Controlling multiple filaments by relativistic optical vortex beams in plasmas

Filamentation dynamics of relativistic optical vortex beams (OVBs) propagating in underdense plasma is investigated. It is shown that OVBs with finite orbital angular momentum (OAM) exhibit much more robust propagation behavior than the standard Gaussian beam. In fact, the growth rate of the azimuthal modulational instability decreases rapidly with increase of the OVB topological charge. Thus, relativistic OVBs can maintain their profiles for significantly longer distances in an underdense plasma before filamentation occurs. It is also found that an OVB would then break up into regular filament patterns due to conservation of the OAM, in contrast to a Gaussian laser beam, which in general experiences random filamentation.

Figure 1

(a) The growth rate of AMI with different values of topological charge $m=1,2,3$, where $r_0=10$ $\mu \mathrm{m}$, $n_e=0.2n_c$, and $P=20P_{\mathrm{cr}}$ are assumed. (b) The maximum number of filaments as a function of $m$ for $P=20P_{\mathrm{cr}}$, $40P_{\mathrm{cr}}$, and $60P_{\mathrm{cr}}$.

Figure 2

The initial intensity distribution and the corresponding phase of different optical vortex beams: (a, d) $m=0$; (b, e) $m=1$; and (c, f) $m=2$ with noise level $max\left(\delta \right)=0.05$, where $P=20P_{cr}$, $r_0=10$ $\mu$, and $n_e=0.2n_c$ are taken in the simulations.
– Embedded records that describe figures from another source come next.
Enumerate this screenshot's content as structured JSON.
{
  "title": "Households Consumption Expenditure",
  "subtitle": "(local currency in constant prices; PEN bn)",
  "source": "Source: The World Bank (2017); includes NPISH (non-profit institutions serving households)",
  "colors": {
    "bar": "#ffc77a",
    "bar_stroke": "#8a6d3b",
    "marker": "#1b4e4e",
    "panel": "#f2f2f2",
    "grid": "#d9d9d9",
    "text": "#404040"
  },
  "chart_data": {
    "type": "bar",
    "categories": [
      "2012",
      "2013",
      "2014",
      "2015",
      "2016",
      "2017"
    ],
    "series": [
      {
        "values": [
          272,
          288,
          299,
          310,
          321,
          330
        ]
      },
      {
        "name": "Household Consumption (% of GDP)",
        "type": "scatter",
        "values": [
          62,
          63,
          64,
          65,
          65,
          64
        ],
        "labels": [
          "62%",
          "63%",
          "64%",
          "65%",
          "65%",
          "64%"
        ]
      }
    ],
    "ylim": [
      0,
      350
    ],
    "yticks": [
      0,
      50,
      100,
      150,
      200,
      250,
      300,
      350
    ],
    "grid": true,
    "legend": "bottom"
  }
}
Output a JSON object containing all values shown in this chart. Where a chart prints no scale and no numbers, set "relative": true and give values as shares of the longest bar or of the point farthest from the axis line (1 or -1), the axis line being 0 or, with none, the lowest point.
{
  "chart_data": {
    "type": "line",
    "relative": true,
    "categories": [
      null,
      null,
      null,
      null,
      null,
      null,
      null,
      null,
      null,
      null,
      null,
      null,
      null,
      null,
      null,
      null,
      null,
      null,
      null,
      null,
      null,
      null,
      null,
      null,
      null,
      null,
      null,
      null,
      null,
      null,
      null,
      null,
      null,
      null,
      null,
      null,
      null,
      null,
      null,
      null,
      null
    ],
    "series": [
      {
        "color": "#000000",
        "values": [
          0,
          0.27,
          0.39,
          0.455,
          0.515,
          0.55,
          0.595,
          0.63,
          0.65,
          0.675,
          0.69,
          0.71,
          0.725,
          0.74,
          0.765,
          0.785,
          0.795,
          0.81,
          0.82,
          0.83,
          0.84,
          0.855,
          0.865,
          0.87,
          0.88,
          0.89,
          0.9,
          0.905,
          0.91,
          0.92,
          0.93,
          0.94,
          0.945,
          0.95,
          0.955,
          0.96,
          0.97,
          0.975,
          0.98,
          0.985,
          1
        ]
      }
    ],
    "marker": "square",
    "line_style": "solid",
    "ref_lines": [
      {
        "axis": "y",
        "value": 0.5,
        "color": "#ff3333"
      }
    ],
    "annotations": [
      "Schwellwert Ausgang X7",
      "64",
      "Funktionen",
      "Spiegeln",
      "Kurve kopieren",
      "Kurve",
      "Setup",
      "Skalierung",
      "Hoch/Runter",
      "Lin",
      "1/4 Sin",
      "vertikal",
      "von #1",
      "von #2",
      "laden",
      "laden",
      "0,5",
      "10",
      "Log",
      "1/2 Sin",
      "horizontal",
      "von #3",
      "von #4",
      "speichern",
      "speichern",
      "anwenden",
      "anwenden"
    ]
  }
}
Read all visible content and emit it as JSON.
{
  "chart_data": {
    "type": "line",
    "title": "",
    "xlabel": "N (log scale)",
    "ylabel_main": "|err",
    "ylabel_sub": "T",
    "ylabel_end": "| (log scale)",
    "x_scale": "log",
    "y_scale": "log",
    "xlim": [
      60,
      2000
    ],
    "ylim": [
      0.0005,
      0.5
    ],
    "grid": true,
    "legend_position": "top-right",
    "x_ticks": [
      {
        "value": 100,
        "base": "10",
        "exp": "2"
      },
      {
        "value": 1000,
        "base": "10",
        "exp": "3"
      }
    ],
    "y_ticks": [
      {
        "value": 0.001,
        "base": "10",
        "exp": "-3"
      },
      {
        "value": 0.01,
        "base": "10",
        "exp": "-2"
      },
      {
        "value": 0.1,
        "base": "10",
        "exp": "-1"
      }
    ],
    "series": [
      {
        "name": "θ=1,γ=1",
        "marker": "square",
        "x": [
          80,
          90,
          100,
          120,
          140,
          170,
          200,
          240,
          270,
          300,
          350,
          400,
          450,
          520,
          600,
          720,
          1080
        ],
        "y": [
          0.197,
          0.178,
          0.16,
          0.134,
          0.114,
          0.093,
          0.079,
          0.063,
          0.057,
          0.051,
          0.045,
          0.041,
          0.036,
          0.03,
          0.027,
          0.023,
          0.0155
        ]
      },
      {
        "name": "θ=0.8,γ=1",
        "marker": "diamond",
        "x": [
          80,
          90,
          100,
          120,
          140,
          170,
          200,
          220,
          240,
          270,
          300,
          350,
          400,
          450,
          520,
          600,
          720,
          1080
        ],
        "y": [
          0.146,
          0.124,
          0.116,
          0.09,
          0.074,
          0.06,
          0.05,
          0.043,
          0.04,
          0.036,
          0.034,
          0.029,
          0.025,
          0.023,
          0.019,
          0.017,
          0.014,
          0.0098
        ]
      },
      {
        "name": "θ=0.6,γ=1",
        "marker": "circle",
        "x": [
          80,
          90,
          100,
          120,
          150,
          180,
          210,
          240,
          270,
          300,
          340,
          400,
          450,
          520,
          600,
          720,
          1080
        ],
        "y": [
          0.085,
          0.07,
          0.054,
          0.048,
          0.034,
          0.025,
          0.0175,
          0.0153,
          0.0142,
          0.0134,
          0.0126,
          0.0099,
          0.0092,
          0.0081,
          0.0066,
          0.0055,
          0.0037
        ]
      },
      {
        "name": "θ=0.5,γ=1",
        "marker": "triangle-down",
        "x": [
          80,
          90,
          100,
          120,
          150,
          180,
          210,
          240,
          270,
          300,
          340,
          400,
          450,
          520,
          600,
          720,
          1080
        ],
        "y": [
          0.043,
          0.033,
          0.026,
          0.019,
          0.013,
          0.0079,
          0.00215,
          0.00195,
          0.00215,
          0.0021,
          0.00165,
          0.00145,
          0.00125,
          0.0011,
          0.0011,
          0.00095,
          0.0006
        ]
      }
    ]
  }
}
The unit of the intensity is $\mathrm{W}/{\mathrm{cm}}^2$.

Figure 3

The intensity patterns at some special positions for the optical vortex beams: (a, d, g) $m=0$, (b, e, h) $m=1$, and (c, f, i) $m=2$. The noise level is set as $max\left(\delta \right)=0.05$ and the initial parameters with $P=20P_{\mathrm{cr}}$, $r_0=10$ $\mu \mathrm{m}$, and $n_e=0.2n_c$ are taken. The unit of the intensity is $\mathrm{W}/{\mathrm{cm}}^2$.

Figure 4

The evolutions of the maximum intensity with the propagation distance $z$ for $m=0,1,2$, where the noise level is set as $max\left(\delta \right)=0.05$, and $P=20P_{\mathrm{cr}}$, $r_0=10$ $\mu \mathrm{m}$, and $n_e=0.2n_c$ are taken. The dashed lines indicate the distance that the filamentation instability occurs.

Figure 5

Filamentation patterns of different optical vortex beams at the same propagation distance with different noise levels of $max\left(\delta \right)=0.08$ and 0.1 (a, d) for $m=0$, (b, e) for $m=1$, and (c, f) for $m=2$. The initial parameters are the same as in Fig. 3. The unit of the intensity is $\mathrm{W}/{\mathrm{cm}}^2$.

Figure 6

Filamentation patterns of different optical vortex beams with different input powers and topological charge $m$ (a–c) for $P=20P_{\mathrm{cr}}$, $m=1$, 2, and 3; (d–f) for $P=40P_{\mathrm{cr}}$, $m=1$, 2, and 3; and (g–i) for $P=60P_{\mathrm{cr}}$, $m=1$, 2, and 3. The initial parameters are set as $max\left(\delta \right)=0.05$, $r_0=10$ $\mu \mathrm{m}$, and $n_e=0.2n_c$. The unit of the intensity is $\mathrm{W}/{\mathrm{cm}}^2$.